More than half of those 407 users surveyed say it’s socially acceptable to expect a P2P payment for amounts as little as $5 or less. The full survey results are laid out in the latest version of Bank of America’s Trends in Consumer Mobility Report.
In addition to Bank of America, Wells Fargo, and U.S. Bank have already begun to adopt Zelle features. Those functions will expand as the other banks in the network come on board later this year, Harman says.
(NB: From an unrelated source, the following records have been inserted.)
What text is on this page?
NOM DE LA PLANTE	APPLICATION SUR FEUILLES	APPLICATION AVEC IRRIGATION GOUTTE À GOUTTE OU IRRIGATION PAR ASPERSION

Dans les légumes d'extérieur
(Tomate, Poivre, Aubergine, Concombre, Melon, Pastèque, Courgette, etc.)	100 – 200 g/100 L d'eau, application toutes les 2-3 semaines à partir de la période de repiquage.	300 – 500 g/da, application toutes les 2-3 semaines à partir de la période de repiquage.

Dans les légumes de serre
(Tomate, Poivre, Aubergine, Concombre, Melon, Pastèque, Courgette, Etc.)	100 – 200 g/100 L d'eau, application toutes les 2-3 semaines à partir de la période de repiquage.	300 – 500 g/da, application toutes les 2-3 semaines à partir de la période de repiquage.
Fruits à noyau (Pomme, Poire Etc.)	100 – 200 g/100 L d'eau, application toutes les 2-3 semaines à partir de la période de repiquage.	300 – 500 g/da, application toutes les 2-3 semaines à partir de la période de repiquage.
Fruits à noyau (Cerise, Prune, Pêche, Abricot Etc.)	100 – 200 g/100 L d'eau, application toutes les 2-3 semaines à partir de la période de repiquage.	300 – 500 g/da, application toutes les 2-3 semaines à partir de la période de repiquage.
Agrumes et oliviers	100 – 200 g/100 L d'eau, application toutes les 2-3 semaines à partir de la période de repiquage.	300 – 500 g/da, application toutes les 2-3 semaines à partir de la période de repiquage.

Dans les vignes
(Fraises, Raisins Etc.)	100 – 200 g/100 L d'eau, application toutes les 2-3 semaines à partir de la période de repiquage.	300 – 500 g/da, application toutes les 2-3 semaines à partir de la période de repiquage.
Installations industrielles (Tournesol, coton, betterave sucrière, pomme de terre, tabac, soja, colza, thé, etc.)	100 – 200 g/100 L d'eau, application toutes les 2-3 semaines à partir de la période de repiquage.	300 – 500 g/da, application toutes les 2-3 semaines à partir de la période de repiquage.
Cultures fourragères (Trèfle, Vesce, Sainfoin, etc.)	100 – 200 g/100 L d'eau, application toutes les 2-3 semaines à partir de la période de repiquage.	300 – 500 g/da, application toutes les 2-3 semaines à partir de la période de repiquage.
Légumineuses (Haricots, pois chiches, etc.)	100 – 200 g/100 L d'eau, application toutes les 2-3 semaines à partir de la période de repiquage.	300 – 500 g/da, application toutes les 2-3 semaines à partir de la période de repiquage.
Harman makes a case that Zelle has advantages over Venmo.
“Zelle will be available to anyone with a bank account, not just those who sign up for Venmo,” Harman says.
Transactions will be faster on Zelle, where funds go directly from one person’s account to another’s, she says. “The money moves in real time,” Harman says. A person who receives a Zelle payment could immediately spend the money with their debit card or withdraw the cash from an ATM, she says.
But Venmo is taking steps to match that instant availability of transferred funds by the middle of this year, Bloomberg reported.
The research firm Javelin says the adoption of voice interactivity in mobile banking apps will be a factor in the P2P competition, noting that PayPal has announced plans to pair its Venmo app with Apple’s Siri.
Zelle will have a voice-activated digital assistant called Erica, Harman says.
Early Warning Services announced April 17 that financial institutions in the Zelle Network processed more than 170 million P2P payments last year, representing a total of $55 billion in transactions. The 20 financial institutions in the network include those that utilized the predecessor to Zelle, the clearXchange Network. Those 20 banks and credit unions alone could extend the reach of the Zelle Network to 85 million consumers, Early Warning says.
Harman expects that most banks will eventually be part of the Zelle Network. But shortly, people will be able to exchange funds through the app—even if their bank isn’t part of the network—-by joining as individuals.
“They could take a picture of their debit card, and enroll,” Harman says.